From brand manager to model: measuring the risks and taking some
Interviewing a model was kind of risky for me: I knew literally nothing about the fashion industry. And yet I don’t regret doing it AT ALL. First because the areas in which you know nothing are the ones where you can learn the most. Second, because that risk paid. And finally because we talked about risk taking during this interview and it was extremely interesting.
Samantha is a model and a brand manager for a tech company, she has several activities but clearly wants to become a full-time model, which I’m sure will only be a matter of a year or two. So she is currently operating a transition between what she calls her “day job” and modelling, which is more of an after-work thing for now. She keeps her job because she obviously wants to keep the salary that comes with it, but still puts a lot of effort in a change of career. She sees the risks, measures them, and acts accordingly.

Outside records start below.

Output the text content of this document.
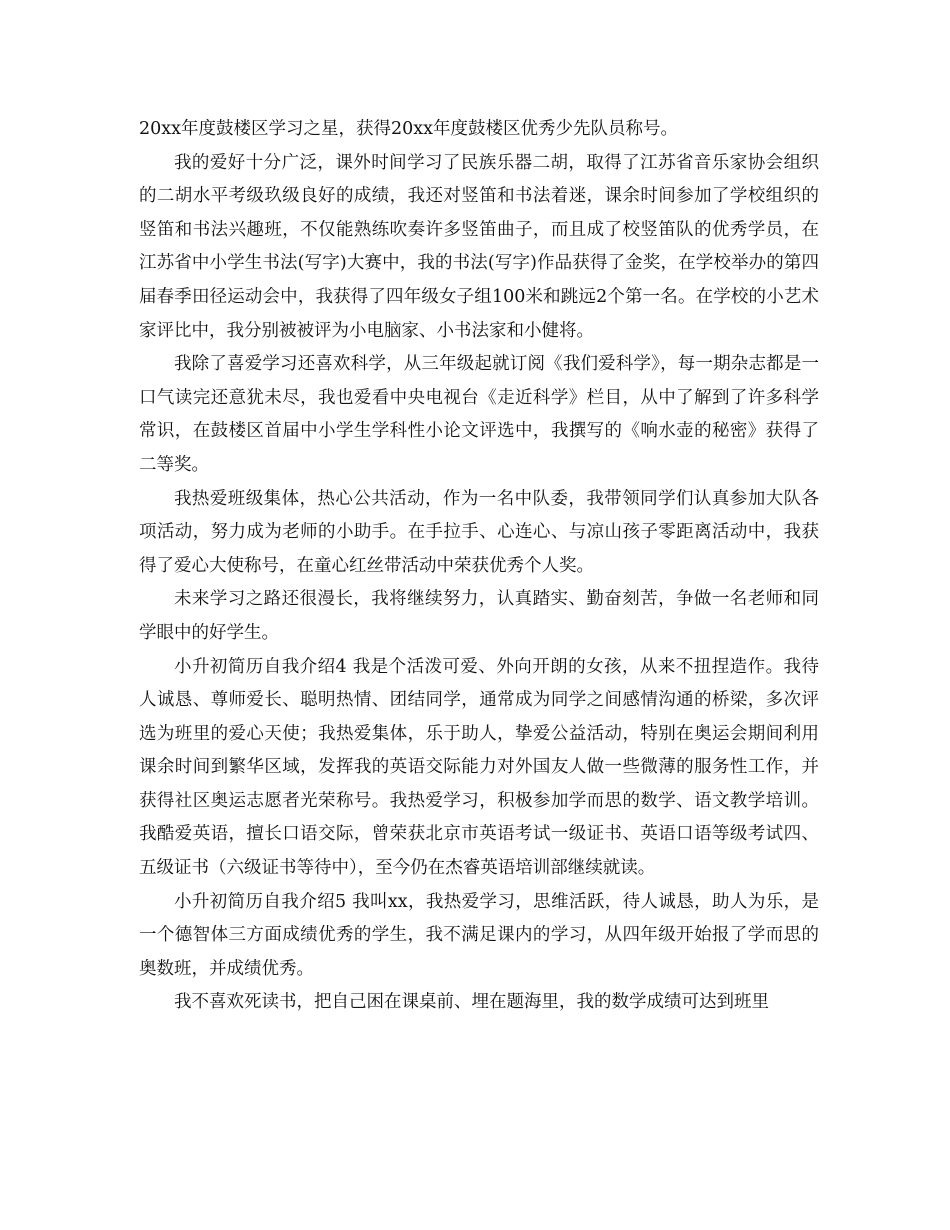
20xx年度鼓楼区学习之星，获得20xx年度鼓楼区优秀少先队员称号。

我的爱好十分广泛，课外时间学习了民族乐器二胡，取得了江苏省音乐家协会组织的二胡水平考级玖级良好的成绩，我还对竖笛和书法着迷，课余时间参加了学校组织的竖笛和书法兴趣班，不仅能熟练吹奏许多竖笛曲子，而且成了校竖笛队的优秀学员，在江苏省中小学生书法(写字)大赛中，我的书法(写字)作品获得了金奖，在学校举办的第四届春季田径运动会中，我获得了四年级女子组100米和跳远2个第一名。在学校的小艺术家评比中，我分别被被评为小电脑家、小书法家和小健将。

我除了喜爱学习还喜欢科学，从三年级起就订阅《我们爱科学》，每一期杂志都是一口气读完还意犹未尽，我也爱看中央电视台《走近科学》栏目，从中了解到了许多科学常识，在鼓楼区首届中小学生学科性小论文评选中，我撰写的《响水壶的秘密》获得了二等奖。

我热爱班级集体，热心公共活动，作为一名中队委，我带领同学们认真参加大队各项活动，努力成为老师的小助手。在手拉手、心连心、与凉山孩子零距离活动中，我获得了爱心大使称号，在童心红丝带活动中荣获优秀个人奖。

未来学习之路还很漫长，我将继续努力，认真踏实、勤奋刻苦，争做一名老师和同学眼中的好学生。

小升初简历自我介绍4 我是个活泼可爱、外向开朗的女孩，从来不扭捏造作。我待人诚恳、尊师爱长、聪明热情、团结同学，通常成为同学之间感情沟通的桥梁，多次评选为班里的爱心天使；我热爱集体，乐于助人，挚爱公益活动，特别在奥运会期间利用课余时间到繁华区域，发挥我的英语交际能力对外国友人做一些微薄的服务性工作，并获得社区奥运志愿者光荣称号。我热爱学习，积极参加学而思的数学、语文教学培训。我酷爱英语，擅长口语交际，曾荣获北京市英语考试一级证书、英语口语等级考试四、五级证书（六级证书等待中），至今仍在杰睿英语培训部继续就读。

小升初简历自我介绍5 我叫xx，我热爱学习，思维活跃，待人诚恳，助人为乐，是一个德智体三方面成绩优秀的学生，我不满足课内的学习，从四年级开始报了学而思的奥数班，并成绩优秀。

我不喜欢死读书，把自己困在课桌前、埋在题海里，我的数学成绩可达到班里
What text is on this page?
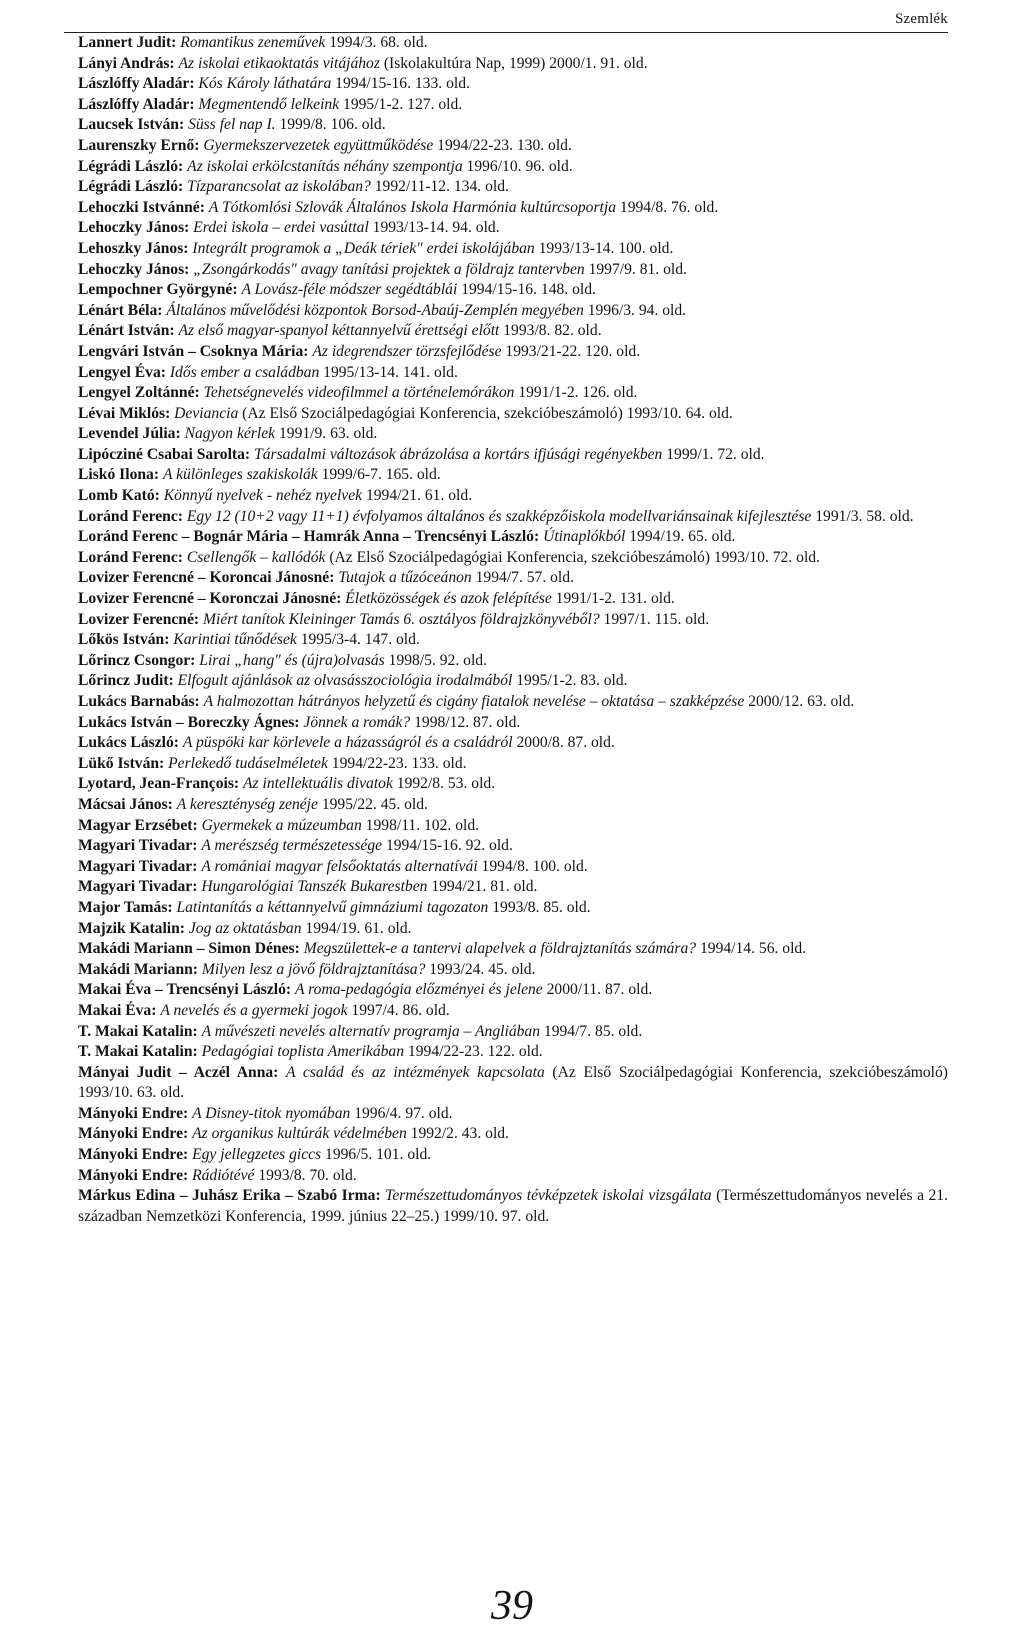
Szemlék

Lannert Judit: Romantikus zeneművek 1994/3. 68. old.

Lányi András: Az iskolai etikaoktatás vitájához (Iskolakultúra Nap, 1999) 2000/1. 91. old.

Lászlóffy Aladár: Kós Károly láthatára 1994/15-16. 133. old.

Lászlóffy Aladár: Megmentendő lelkeink 1995/1-2. 127. old.

Laucsek István: Süss fel nap I. 1999/8. 106. old.

Laurenszky Ernő: Gyermekszervezetek együttműködése 1994/22-23. 130. old.

Légrádi László: Az iskolai erkölcstanítás néhány szempontja 1996/10. 96. old.

Légrádi László: Tízparancsolat az iskolában? 1992/11-12. 134. old.

Lehoczki Istvánné: A Tótkomlósi Szlovák Általános Iskola Harmónia kultúrcsoportja 1994/8. 76. old.

Lehoczky János: Erdei iskola – erdei vasúttal 1993/13-14. 94. old.

Lehoszky János: Integrált programok a „Deák tériek" erdei iskolájában 1993/13-14. 100. old.

Lehoczky János: „Zsongárkodás" avagy tanítási projektek a földrajz tantervben 1997/9. 81. old.

Lempochner Györgyné: A Lovász-féle módszer segédtáblái 1994/15-16. 148. old.

Lénárt Béla: Általános művelődési központok Borsod-Abaúj-Zemplén megyében 1996/3. 94. old.

Lénárt István: Az első magyar-spanyol kéttannyelvű érettségi előtt 1993/8. 82. old.

Lengvári István – Csoknya Mária: Az idegrendszer törzsfejlődése 1993/21-22. 120. old.

Lengyel Éva: Idős ember a családban 1995/13-14. 141. old.

Lengyel Zoltánné: Tehetségnevelés videofilmmel a történelemórákon 1991/1-2. 126. old.

Lévai Miklós: Deviancia (Az Első Szociálpedagógiai Konferencia, szekcióbeszámoló) 1993/10. 64. old.

Levendel Júlia: Nagyon kérlek 1991/9. 63. old.

Lipócziné Csabai Sarolta: Társadalmi változások ábrázolása a kortárs ifjúsági regényekben 1999/1. 72. old.

Liskó Ilona: A különleges szakiskolák 1999/6-7. 165. old.

Lomb Kató: Könnyű nyelvek - nehéz nyelvek 1994/21. 61. old.

Loránd Ferenc: Egy 12 (10+2 vagy 11+1) évfolyamos általános és szakképzőiskola modellvariánsainak kifejlesztése 1991/3. 58. old.

Loránd Ferenc – Bognár Mária – Hamrák Anna – Trencsényi László: Útinaplókból 1994/19. 65. old.

Loránd Ferenc: Csellengők – kallódók (Az Első Szociálpedagógiai Konferencia, szekcióbeszámoló) 1993/10. 72. old.

Lovizer Ferencné – Koroncai Jánosné: Tutajok a tűzóceánon 1994/7. 57. old.

Lovizer Ferencné – Koronczai Jánosné: Életközösségek és azok felépítése 1991/1-2. 131. old.

Lovizer Ferencné: Miért tanítok Kleininger Tamás 6. osztályos földrajzkönyvéből? 1997/1. 115. old.

Lőkös István: Karintiai tűnődések 1995/3-4. 147. old.

Lőrincz Csongor: Lirai „hang" és (újra)olvasás 1998/5. 92. old.

Lőrincz Judit: Elfogult ajánlások az olvasásszociológia irodalmából 1995/1-2. 83. old.

Lukács Barnabás: A halmozottan hátrányos helyzetű és cigány fiatalok nevelése – oktatása – szakképzése 2000/12. 63. old.

Lukács István – Boreczky Ágnes: Jönnek a romák? 1998/12. 87. old.

Lukács László: A püspöki kar körlevele a házasságról és a családról 2000/8. 87. old.

Lükő István: Perlekedő tudáselméletek 1994/22-23. 133. old.

Lyotard, Jean-François: Az intellektuális divatok 1992/8. 53. old.

Mácsai János: A kereszténység zenéje 1995/22. 45. old.

Magyar Erzsébet: Gyermekek a múzeumban 1998/11. 102. old.

Magyari Tivadar: A merészség természetessége 1994/15-16. 92. old.

Magyari Tivadar: A romániai magyar felsőoktatás alternatívái 1994/8. 100. old.

Magyari Tivadar: Hungarológiai Tanszék Bukarestben 1994/21. 81. old.

Major Tamás: Latintanítás a kéttannyelvű gimnáziumi tagozaton 1993/8. 85. old.

Majzik Katalin: Jog az oktatásban 1994/19. 61. old.

Makádi Mariann – Simon Dénes: Megszülettek-e a tantervi alapelvek a földrajztanítás számára? 1994/14. 56. old.

Makádi Mariann: Milyen lesz a jövő földrajztanítása? 1993/24. 45. old.

Makai Éva – Trencsényi László: A roma-pedagógia előzményei és jelene 2000/11. 87. old.

Makai Éva: A nevelés és a gyermeki jogok 1997/4. 86. old.

T. Makai Katalin: A művészeti nevelés alternatív programja – Angliában 1994/7. 85. old.

T. Makai Katalin: Pedagógiai toplista Amerikában 1994/22-23. 122. old.

Mányai Judit – Aczél Anna: A család és az intézmények kapcsolata (Az Első Szociálpedagógiai Konferencia, szekcióbeszámoló) 1993/10. 63. old.

Mányoki Endre: A Disney-titok nyomában 1996/4. 97. old.

Mányoki Endre: Az organikus kultúrák védelmében 1992/2. 43. old.

Mányoki Endre: Egy jellegzetes giccs 1996/5. 101. old.

Mányoki Endre: Rádiótévé 1993/8. 70. old.

Márkus Edina – Juhász Erika – Szabó Irma: Természettudományos tévképzetek iskolai vizsgálata (Természettudományos nevelés a 21. században Nemzetközi Konferencia, 1999. június 22–25.) 1999/10. 97. old.

39
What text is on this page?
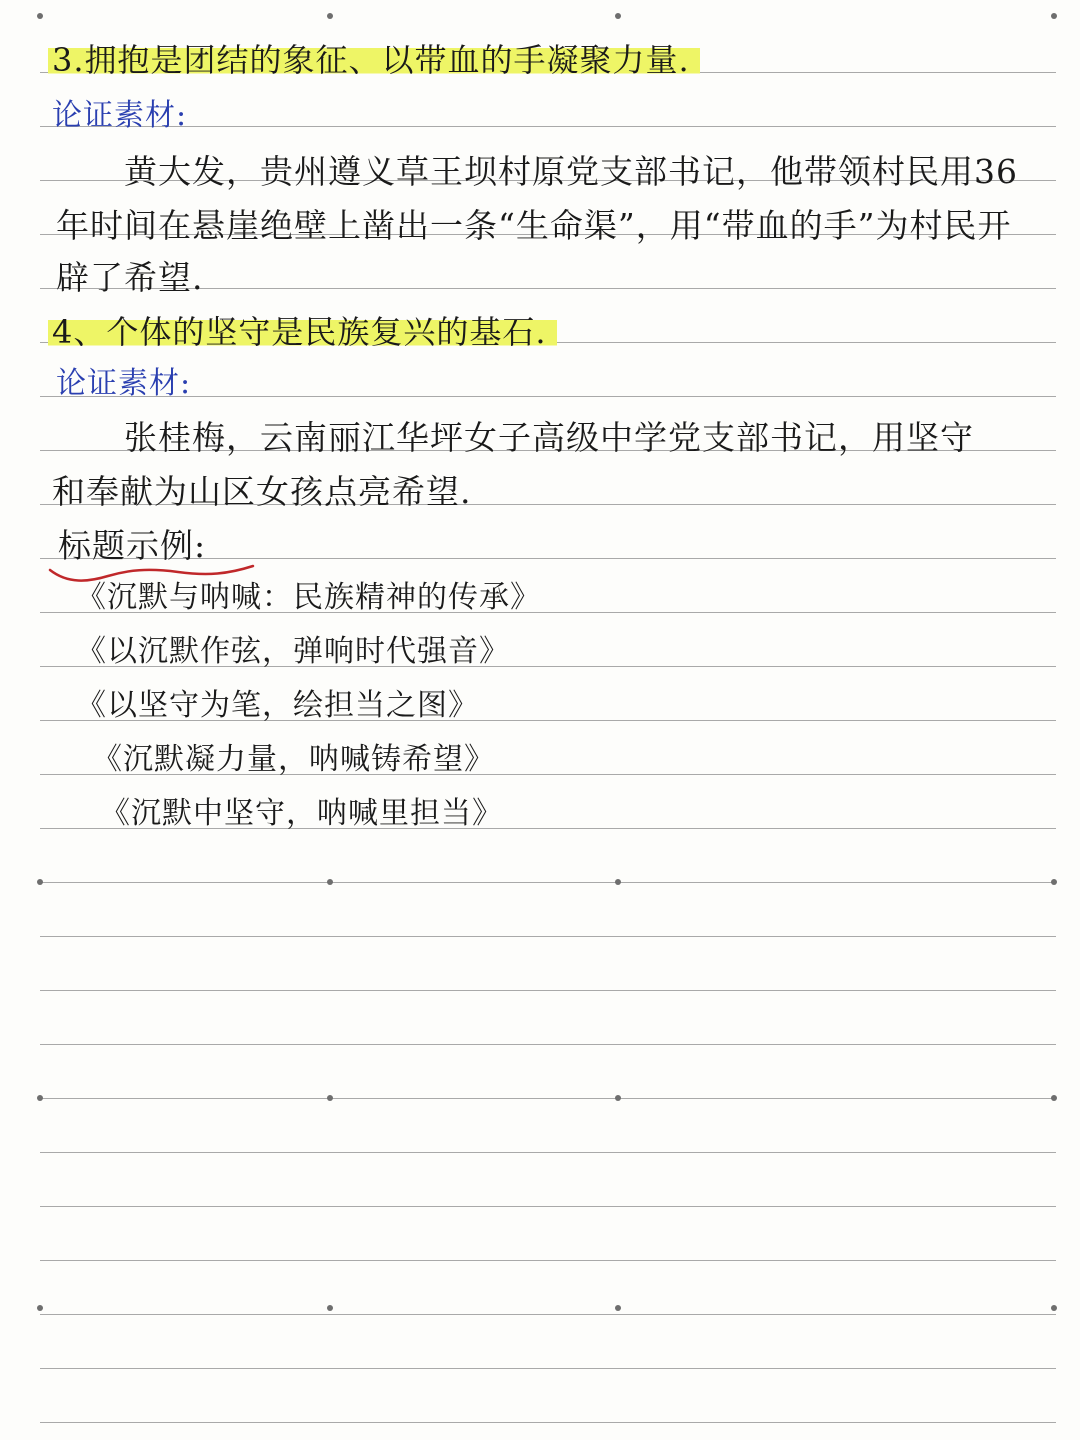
3.拥抱是团结的象征、以带血的手凝聚力量.
论证素材:
黄大发，贵州遵义草王坝村原党支部书记，他带领村民用36
年时间在悬崖绝壁上凿出一条“生命渠”，用“带血的手”为村民开
辟了希望.
4、个体的坚守是民族复兴的基石.
论证素材:
张桂梅，云南丽江华坪女子高级中学党支部书记，用坚守
和奉献为山区女孩点亮希望.
标题示例:
《沉默与呐喊：民族精神的传承》
《以沉默作弦，弹响时代强音》
《以坚守为笔，绘担当之图》
《沉默凝力量，呐喊铸希望》
《沉默中坚守，呐喊里担当》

In this episode she explains how she became a model, shares advice for anybody who would want to do that too, shows how much entrepreneurship it requires, before the usual Waves Podcast digression, during which we started to talk about about beauty ideals and the racist remnants that lie behind them, before talking about these infamous RISKS.
You can always go back to a 9 to 5 job
Sarah Funk had managed to save a bit of money before quitting her job which enabled her to travel for a whole year, before starting her YouTube channel. Samantha is trying to do the same. She’s building her contacts, considering hiring someone to take care of her social media, and working hard to get enough money to quit.
And she has no doubt about this. When you want something when something makes you happy, you just have to do it, she explains. She’s trying to find a safe way, without too much turbulences, but does not want to stay in this position forever. She told me that you have to measure the risks, avoid the bigger ones, but at one point you’ll have to take some. The good thing is that even if you fail, you’ll always have the option of going back to a “normal” job, at a desk. You’re never unsafe for long.
So if the risks are just temporary, if the safe way is always there… Why not trying to get more?